She was young. She was beautiful, talented, fashionable, and extremely intelligent. She could easily have any boy she liked, but she only had eyes for one. She fell into a mad crazy and passionate love of which she was certain would change her forever. For quite some time, the only feeling she could feel was happiness. His voice, his name, even the compilation of letters that spelled his name was enough to cause intense blushing. She had become long separated from reality, the moment she put on her rose tinted glasses. She was all aglow with love’s happy face. If only he would have remained on the pedestal on which she had created to soar even above the gods.
One day he forgot to be superhuman. He forgot to be a god. He didn’t feel like talking so he was short with her. He was too frustrated to be polite and no matter how nice she was to him, she just couldn’t change his mood. Hoping for success daily, she did everything imaginable to tear down the walls that had unexpectedly stood between her and her man. Nothing seemed to work and soon love’s happy face became love’s sad face.

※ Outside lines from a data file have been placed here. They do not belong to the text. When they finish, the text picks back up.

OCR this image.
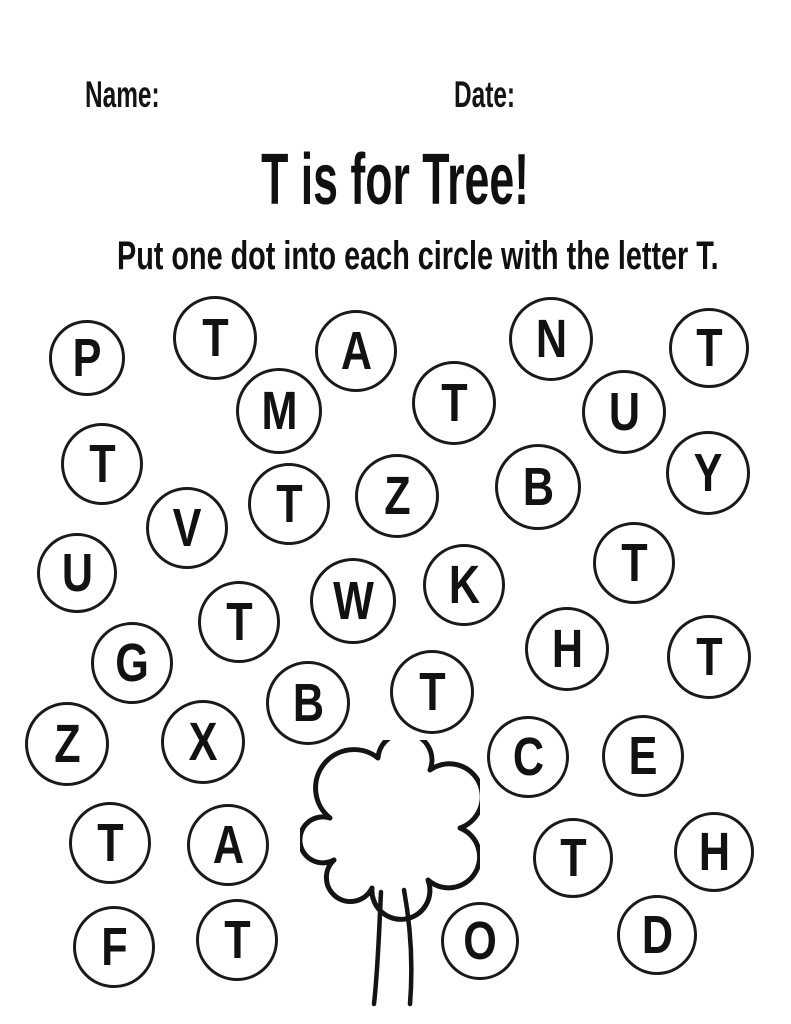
Name:	Date:
T is for Tree!
Put one dot into each circle with the letter T.
P T A	N T
M	T	U
T	Y
V T Z B
U	T
K
W
T	H
G	T
B T
Z X	C E
T A	T H
F T	O	D
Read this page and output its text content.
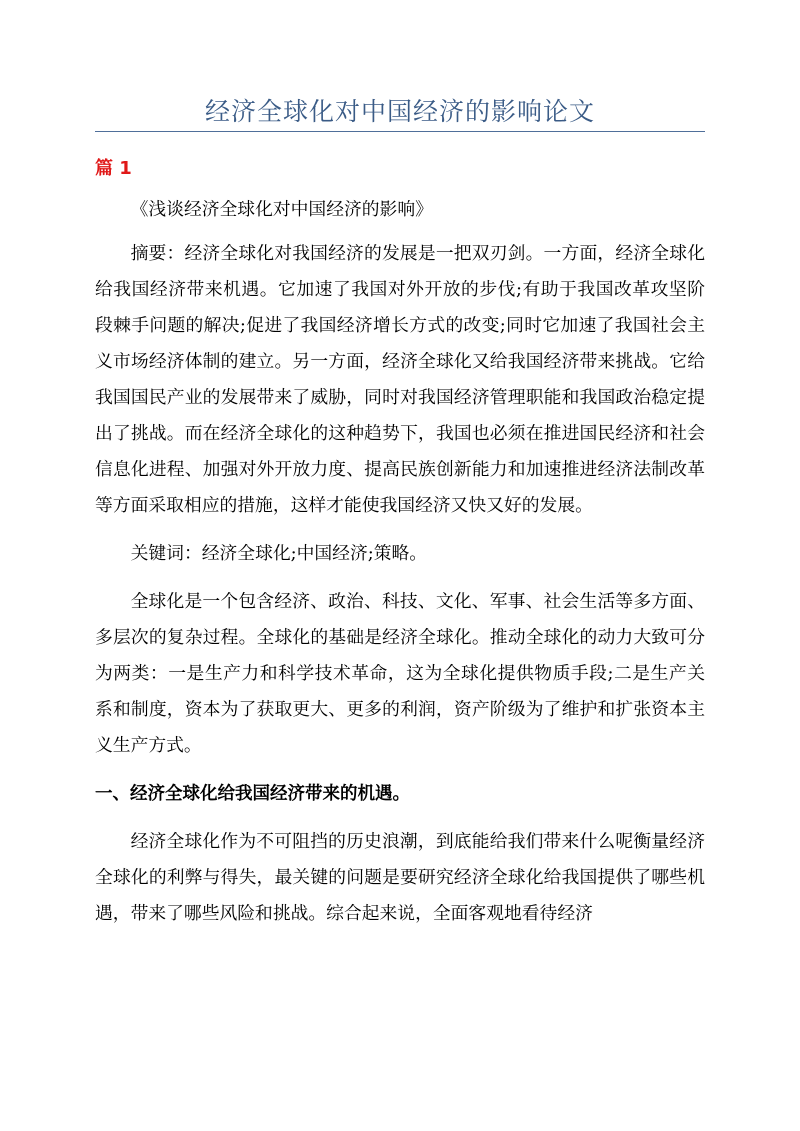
经济全球化对中国经济的影响论文
篇 1

《浅谈经济全球化对中国经济的影响》

摘要：经济全球化对我国经济的发展是一把双刃剑。一方面，经济全球化给我国经济带来机遇。它加速了我国对外开放的步伐;有助于我国改革攻坚阶段棘手问题的解决;促进了我国经济增长方式的改变;同时它加速了我国社会主义市场经济体制的建立。另一方面，经济全球化又给我国经济带来挑战。它给我国国民产业的发展带来了威胁，同时对我国经济管理职能和我国政治稳定提出了挑战。而在经济全球化的这种趋势下，我国也必须在推进国民经济和社会信息化进程、加强对外开放力度、提高民族创新能力和加速推进经济法制改革等方面采取相应的措施，这样才能使我国经济又快又好的发展。

关键词：经济全球化;中国经济;策略。

全球化是一个包含经济、政治、科技、文化、军事、社会生活等多方面、多层次的复杂过程。全球化的基础是经济全球化。推动全球化的动力大致可分为两类：一是生产力和科学技术革命，这为全球化提供物质手段;二是生产关系和制度，资本为了获取更大、更多的利润，资产阶级为了维护和扩张资本主义生产方式。

一、经济全球化给我国经济带来的机遇。

经济全球化作为不可阻挡的历史浪潮，到底能给我们带来什么呢衡量经济全球化的利弊与得失，最关键的问题是要研究经济全球化给我国提供了哪些机遇，带来了哪些风险和挑战。综合起来说，全面客观地看待经济
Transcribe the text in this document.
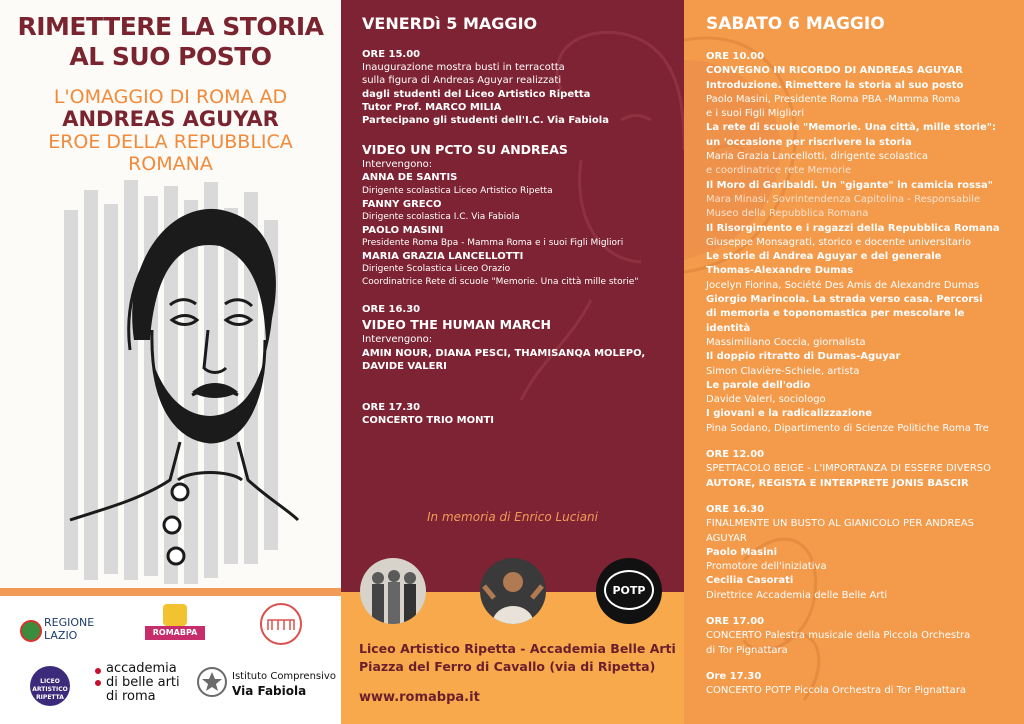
RIMETTERE LA STORIA
AL SUO POSTO
L'OMAGGIO DI ROMA AD
ANDREAS AGUYAR
EROE DELLA REPUBBLICA
ROMANA
REGIONE
LAZIO	ROMABPA
LICEO ARTISTICO RIPETTA
accademia
di belle arti
di roma
Istituto Comprensivo
Via Fabiola
VENERDì 5 MAGGIO
ORE 15.00
Inaugurazione mostra busti in terracotta
sulla figura di Andreas Aguyar realizzati
dagli studenti del Liceo Artistico Ripetta
Tutor Prof. MARCO MILIA
Partecipano gli studenti dell'I.C. Via Fabiola
VIDEO UN PCTO SU ANDREAS
Intervengono:
ANNA DE SANTIS
Dirigente scolastica Liceo Artistico Ripetta
FANNY GRECO
Dirigente scolastica I.C. Via Fabiola
PAOLO MASINI
Presidente Roma Bpa - Mamma Roma e i suoi Figli Migliori
MARIA GRAZIA LANCELLOTTI
Dirigente Scolastica Liceo Orazio
Coordinatrice Rete di scuole "Memorie. Una città mille storie"
ORE 16.30
VIDEO THE HUMAN MARCH
Intervengono:
AMIN NOUR, DIANA PESCI, THAMISANQA MOLEPO,
DAVIDE VALERI
ORE 17.30
CONCERTO TRIO MONTI
In memoria di Enrico Luciani
POTP
Liceo Artistico Ripetta - Accademia Belle Arti
Piazza del Ferro di Cavallo (via di Ripetta)
www.romabpa.it
SABATO 6 MAGGIO
ORE 10.00
CONVEGNO IN RICORDO DI ANDREAS AGUYAR
Introduzione. Rimettere la storia al suo posto
Paolo Masini, Presidente Roma PBA -Mamma Roma
e i suoi Figli Migliori
La rete di scuole "Memorie. Una città, mille storie":
un 'occasione per riscrivere la storia
Maria Grazia Lancellotti, dirigente scolastica
e coordinatrice rete Memorie
Il Moro di Garibaldi. Un "gigante" in camicia rossa"
Mara Minasi, Sovrintendenza Capitolina - Responsabile
Museo della Repubblica Romana
Il Risorgimento e i ragazzi della Repubblica Romana
Giuseppe Monsagrati, storico e docente universitario
Le storie di Andrea Aguyar e del generale
Thomas-Alexandre Dumas
Jocelyn Fiorina, Société Des Amis de Alexandre Dumas
Giorgio Marincola. La strada verso casa. Percorsi
di memoria e toponomastica per mescolare le identità
Massimiliano Coccia, giornalista
Il doppio ritratto di Dumas-Aguyar
Simon Clavière-Schiele, artista
Le parole dell'odio
Davide Valeri, sociologo
I giovani e la radicalizzazione
Pina Sodano, Dipartimento di Scienze Politiche Roma Tre
ORE 12.00
SPETTACOLO BEIGE - L'IMPORTANZA DI ESSERE DIVERSO
AUTORE, REGISTA E INTERPRETE JONIS BASCIR
ORE 16.30
FINALMENTE UN BUSTO AL GIANICOLO PER ANDREAS
AGUYAR
Paolo Masini
Promotore dell'iniziativa
Cecilia Casorati
Direttrice Accademia delle Belle Arti
ORE 17.00
CONCERTO Palestra musicale della Piccola Orchestra
di Tor Pignattara
Ore 17.30
CONCERTO POTP Piccola Orchestra di Tor Pignattara
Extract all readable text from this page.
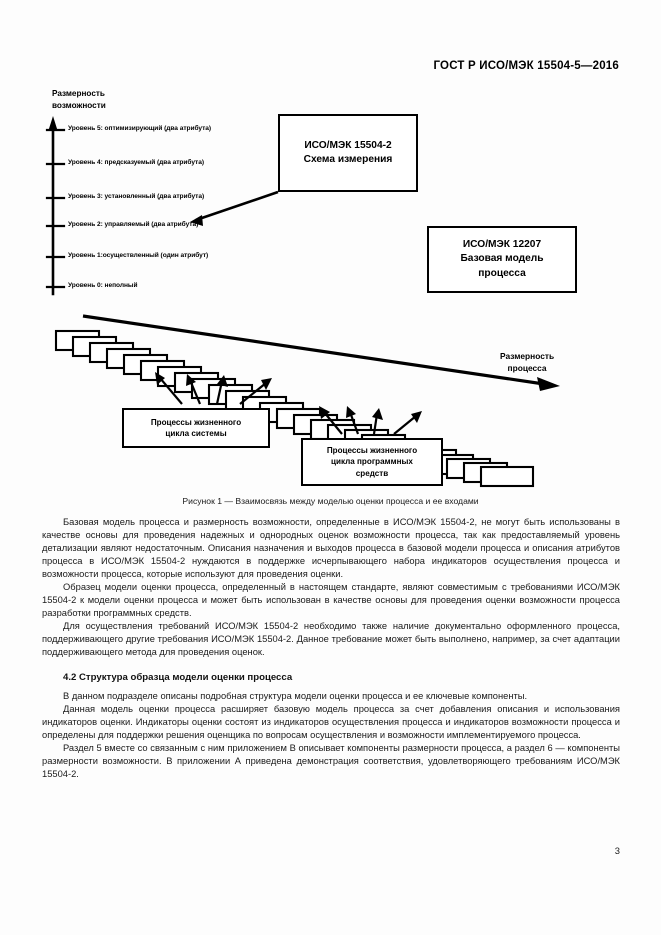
ГОСТ Р ИСО/МЭК 15504-5—2016
Размерность
возможности
Уровень 5: оптимизирующий (два атрибута)
Уровень 4: предсказуемый (два атрибута)
Уровень 3: установленный (два атрибута)
Уровень 2: управляемый (два атрибута)
Уровень 1:осуществленный (один атрибут)
Уровень 0: неполный
Размерность
процесса
ИСО/МЭК 15504-2
Схема измерения
ИСО/МЭК 12207
Базовая модель
процесса
Процессы жизненного
цикла системы
Процессы жизненного
цикла программных
средств
Рисунок 1 — Взаимосвязь между моделью оценки процесса и ее входами

Базовая модель процесса и размерность возможности, определенные в ИСО/МЭК 15504-2, не могут быть использованы в качестве основы для проведения надежных и однородных оценок возможности процесса, так как предоставляемый уровень детализации являют недостаточным. Описания назначения и выходов процесса в базовой модели процесса и описания атрибутов процесса в ИСО/МЭК 15504-2 нуждаются в поддержке исчерпывающего набора индикаторов осуществления процесса и возможности процесса, которые используют для проведения оценки.

Образец модели оценки процесса, определенный в настоящем стандарте, являют совместимым с требованиями ИСО/МЭК 15504-2 к модели оценки процесса и может быть использован в качестве основы для проведения оценки возможности процесса разработки программных средств.

Для осуществления требований ИСО/МЭК 15504-2 необходимо также наличие документально оформленного процесса, поддерживающего другие требования ИСО/МЭК 15504-2. Данное требование может быть выполнено, например, за счет адаптации поддерживающего метода для проведения оценок.

4.2 Структура образца модели оценки процесса

В данном подразделе описаны подробная структура модели оценки процесса и ее ключевые компоненты.

Данная модель оценки процесса расширяет базовую модель процесса за счет добавления описания и использования индикаторов оценки. Индикаторы оценки состоят из индикаторов осуществления процесса и индикаторов возможности процесса и определены для поддержки решения оценщика по вопросам осуществления и возможности имплементируемого процесса.

Раздел 5 вместе со связанным с ним приложением В описывает компоненты размерности процесса, а раздел 6 — компоненты размерности возможности. В приложении А приведена демонстрация соответствия, удовлетворяющего требованиям ИСО/МЭК 15504-2.

3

Have you ever fell so hard that you lose all track of logic? If anyone is a hopeless romantic, it is me. Honestly though, I have always been more of a hopeless romantic for others rather than for myself. Because in my mind, love was about the magical glitz and glam stuff; you know: anything but what reality taught me. I learned that pedestals are not made for humans. I learned that bae...as awesome as he is...he isn't a god or GOD. I learned that you really do have to learn patience and kindness. You really can't keep track of wrongs. And all of these things put me in a place mentally far far away from what I considered to be glitz and glam. It put me right in a place of rolling up my sleeves and working really hard to not just love, but to become love. Respect love.
The fact is: love is perfect but we aren't. So the moments do come where the ones that we love are no longer worthy to sit on the pedestal that they most often never built for themselves; rather we built it for them. For years and years, I was put on pedestals that God knows I could not maintain. I, too, put unrealistic standards on people and was disappointed when my demands could not be met. We have to learn to let people be who they are, and the right person/people for your life will be there regardless and will ultimately teach you every lesson that love has to offer.
In my case, I thought something was wrong because love was only giving me lessons; never the glitz and glam...but now in hindsight I realize that love has loved me all along.
Prayer: God show us real love. Let it shift us. Let it teach us. Let it break us. Let it build us. Give us the patience to let our hearts become the masterpiece that you saw before we even knew our own names. Amen.